Ad esempio, sul tema dell’ambiente i due hanno proposto visioni radicalmente distinte soprattutto su un punto, quello di una tassazione sulla CO2 prodotta (Weber contro, Timmermans a favore) di cui si discute da tempo in Germania, ma che rimane pur sempre solo una parte di una questione molto più ampia e complessa.
Eppure tutti continuano a ripetere che si tratta di elezioni cruciali, che è in ballo non solo e non tanto la direzione in cui si muoverà l’Europa nei prossimi anni ma addirittura la sopravvivenza stessa dell’Unione; e per di più ben due fra gli Spitzenkandidaten, i candidati di punta per la successione a Jean-Claude Juncker, sono nati in Germania: Weber per i conservatori, ok, ma anche Ska Keller, alla guida dei Verdi. Come mai, allora, i tedeschi nonostante tutto proprio non riescono ad appassionarsi a queste Europee?

Un interessante articolo apparso sullo Spiegel identifica tre ragioni principali per questo disinteresse generalizzato.
Uno dei problemi è rappresentato proprio dagli stessi candidati in gioco. Si tratta infatti per la maggior parte di politici molto navigati a livello continentale, decisamente a loro agio nelle commissioni e nelle sedi istituzionali di Bruxelles e Strasburgo, ma quasi sconosciuti per gran parte dell’elettorato: addirittura secondo alcuni sondaggi solo il 26% dei tedeschi ha idea di chi sia Manfred Weber, che pure viene dalla Baviera – anche se, considerati i rapporti non idilliaci fra i bavaresi ed il resto del Paese, forse non è proprio una sorpresa.
Anche il meccanismo elettorale, complicato e farraginoso, non aiuta in questo senso: il fatto che ad esempio in Germania si possa votare Weber ma non Timmermans, che è olandese e dunque non ha il suo “collegio elettorale” in terra tedesca, contribuisce a rendere poco chiaro il rapporto diretto fra la crocetta apposta sulla scheda e la sua conseguenza in termini concreti.

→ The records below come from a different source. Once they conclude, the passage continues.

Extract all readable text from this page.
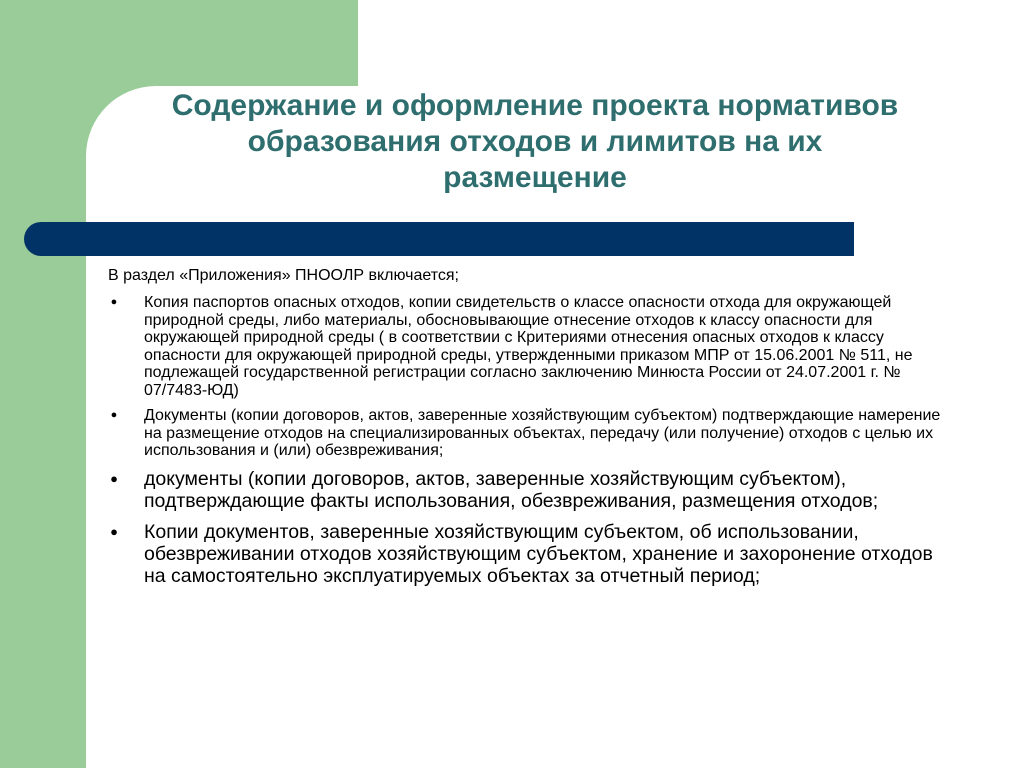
Содержание и оформление проекта нормативов
образования отходов и лимитов на их
размещение

В раздел «Приложения» ПНООЛР включается;

● Копия паспортов опасных отходов, копии свидетельств о классе опасности отхода для окружающей природной среды, либо материалы, обосновывающие отнесение отходов к классу опасности для окружающей природной среды ( в соответствии с Критериями отнесения опасных отходов к классу опасности для окружающей природной среды, утвержденными приказом МПР от 15.06.2001 № 511, не подлежащей государственной регистрации согласно заключению Минюста России от 24.07.2001 г. № 07/7483-ЮД)
● Документы (копии договоров, актов, заверенные хозяйствующим субъектом) подтверждающие намерение на размещение отходов на специализированных объектах, передачу (или получение) отходов с целью их использования и (или) обезвреживания;
● документы (копии договоров, актов, заверенные хозяйствующим субъектом), подтверждающие факты использования, обезвреживания, размещения отходов;
● Копии документов, заверенные хозяйствующим субъектом, об использовании, обезвреживании отходов хозяйствующим субъектом, хранение и захоронение отходов на самостоятельно эксплуатируемых объектах за отчетный период;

Infine, un fattore determinante è che a quanto sembra gli stessi partiti sembrano meno interessati di quanto ci si potrebbe aspettare: e lo si capisce dai soldi investiti per la campagna elettorale, più o meno la metà rispetto alle politiche del 2017. La SPD ha stanziato 11 milioni di euro, la CDU 10, i Verdi poco più di 2; per le Bundestagswahl 2017 le cifre erano, rispettivamente, di 24, 20 e 5,4 milioni. Meno soldi vuol dire, naturalmente, meno iniziative, meno incontri, meno pubblicità, meno eventi: e si tratta di solito di un indicatore abbastanza accurato della rilevanza che i partiti accordano alla tornata elettorale.
Come spesso capita, poi, anche in Germania le dinamiche di politica interna sono un elemento chiave per capire le mosse dei partiti e il loro posizionamento, per cui anche in questo caso anche se si parla di Europa si tiene sempre d’occhio ciò che succede a Berlino.
Questo è particolarmente vero per la SPD: reduci da una serie di sconfitte elettorali e sempre più lontani nei sondaggi dalla soglia psicologica del 20%, i socialdemocratici hanno disperatamente bisogno di ritrovare un’identità chiara e definita – e possibilmente alternativa a quella della CDU, con cui governano ormai da 6 anni. Probabilmente per questo motivo hanno deciso di impostare la loro campagna sui temi sociali e di sostegno al lavoro al reddito, e di candidare come capolista Katarina Barley: ex Segretaria Generale del partito e attuale Ministro della Giustizia, Barley è infatti uno dei volti più noti della corrente di sinistra.
Vedremo se basterà: come nota questo grafico elaborato dal blog Potsdamer Platz di Ubaldo Villani-Lubelli, la SPD è in calo costante dalle scorse Europee, e i sondaggi non sembrano avere pietà.

Lo sapremo presto, comunque: il 26 maggio è ormai davvero dietro l’angolo.